L’Isba, c’est le nom de ces maisons de bois dont les Russes raffolent et dans lesquelles ils aiment se cacher pour oublier les vicissitudes de la vie mais aussi pour cultiver à l’entour de quoi améliorer l’ordinaire quotidien. À Moscou intramuros, il n’en existe sans doute plus beaucoup mais dans les années 70, certaines subsistaient encore, habitées par les anciens que le régime soviétique, pourtant peu enclin à la pitié, n’osait mettre à la porte.
Mais le dîner dont je veux vous parler ne s’est pas du tout passé dans une isba moscovite, mais dans un restaurant chic de la banlieue ouest de Houston, Texas.
Dans cette ville où nous avons habité plusieurs années, nous avions quelques amis avec lesquels nous partagions des souvenirs communs, dont ceux de l’URSS où chacun de nous avait séjourné plus ou moins longtemps.
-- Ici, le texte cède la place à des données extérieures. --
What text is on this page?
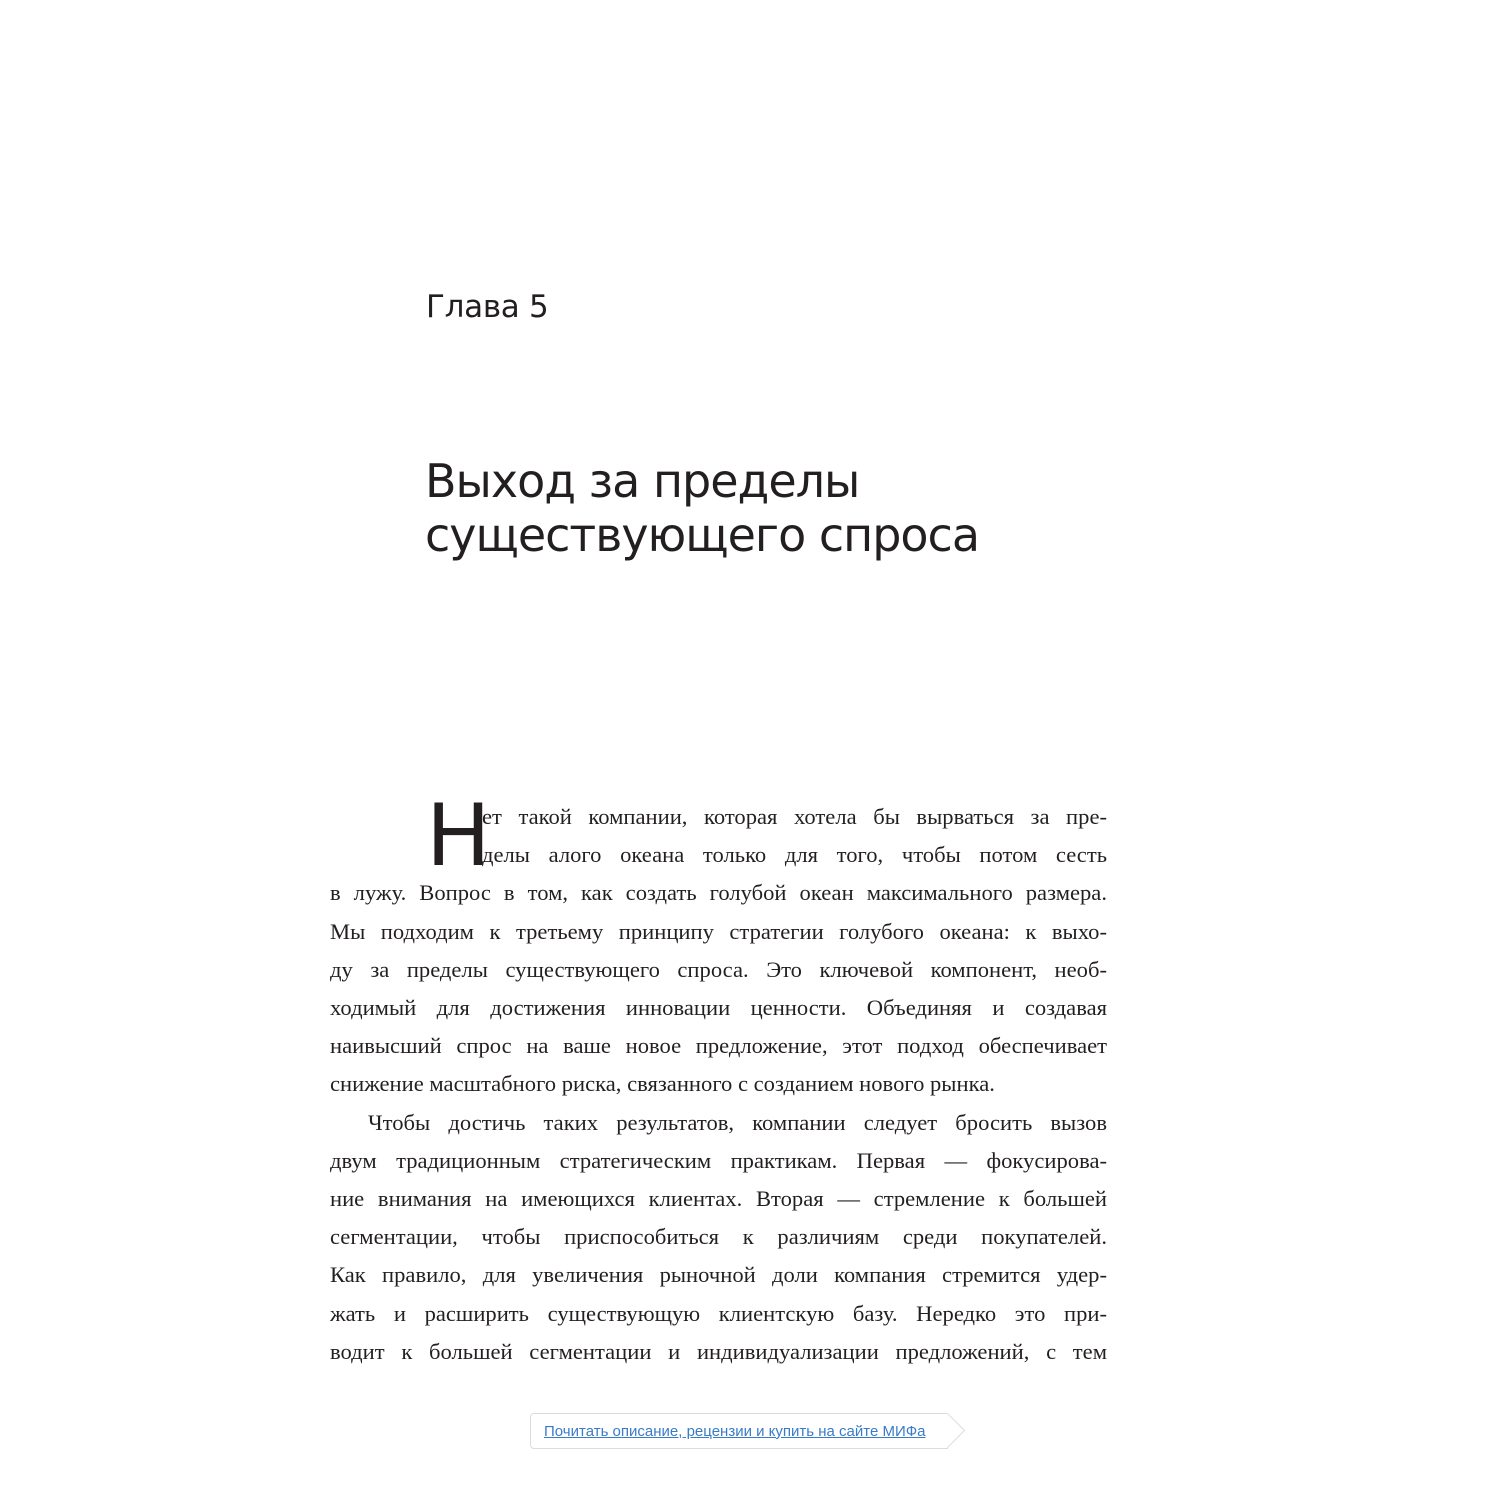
Глава 5
Выход за пределы
существующего спроса
Н
ет такой компании, которая хотела бы вырваться за пре-
делы алого океана только для того, чтобы потом сесть
в лужу. Вопрос в том, как создать голубой океан максимального размера.
Мы подходим к третьему принципу стратегии голубого океана: к выхо-
ду за пределы существующего спроса. Это ключевой компонент, необ-
ходимый для достижения инновации ценности. Объединяя и создавая
наивысший спрос на ваше новое предложение, этот подход обеспечивает
снижение масштабного риска, связанного с созданием нового рынка.
Чтобы достичь таких результатов, компании следует бросить вызов
двум традиционным стратегическим практикам. Первая — фокусирова-
ние внимания на имеющихся клиентах. Вторая — стремление к большей
сегментации, чтобы приспособиться к различиям среди покупателей.
Как правило, для увеличения рыночной доли компания стремится удер-
жать и расширить существующую клиентскую базу. Нередко это при-
водит к большей сегментации и индивидуализации предложений, с тем
Почитать описание, рецензии и купить на сайте МИФа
Il y avait deux astronautes Français [1] qui avaient habité la cité des étoiles aux environ de Moscou, un informaticien de génie, américain, son épouse, Française et polyglotte (le russe faisant partie de sa panoplie de langues), mon épouse et moi-même qui avions séjourné quatre années brejnéviennes à Moscou même. Un jour, à la maison, nous avons décidé d’un commun accord d’aller passer la soirée à l’Isba.
Ô nostalgie, quand tu nous tiens …
Arrivés tous ensemble à notre rendez-vous, nous sommes accueillis par le patron qui nous assigne une bonne table et, nous entendant parler Français, engage aussitôt la conversation dans une langue de Molière parfaite et quasiment sans accent, ce qui bien sûr nous met en confiance. Mais surtout ça nous laisse fort perplexes : dans le sud profond des USA, au Texas, trouver un francophone aussi doué est une chose rare ! Notre curiosité piquée au vif, c’est tous ensemble que nous posons la question : mais où donc avez-vous appris un français si parfait ? Réponse immédiate de notre interlocuteur : moi? mais à Shanghai ! Devant notre étonnement fort compréhensible, cet homme, tout en surveillant le bon déroulement du service de son grand restaurant, nous raconta sa vie.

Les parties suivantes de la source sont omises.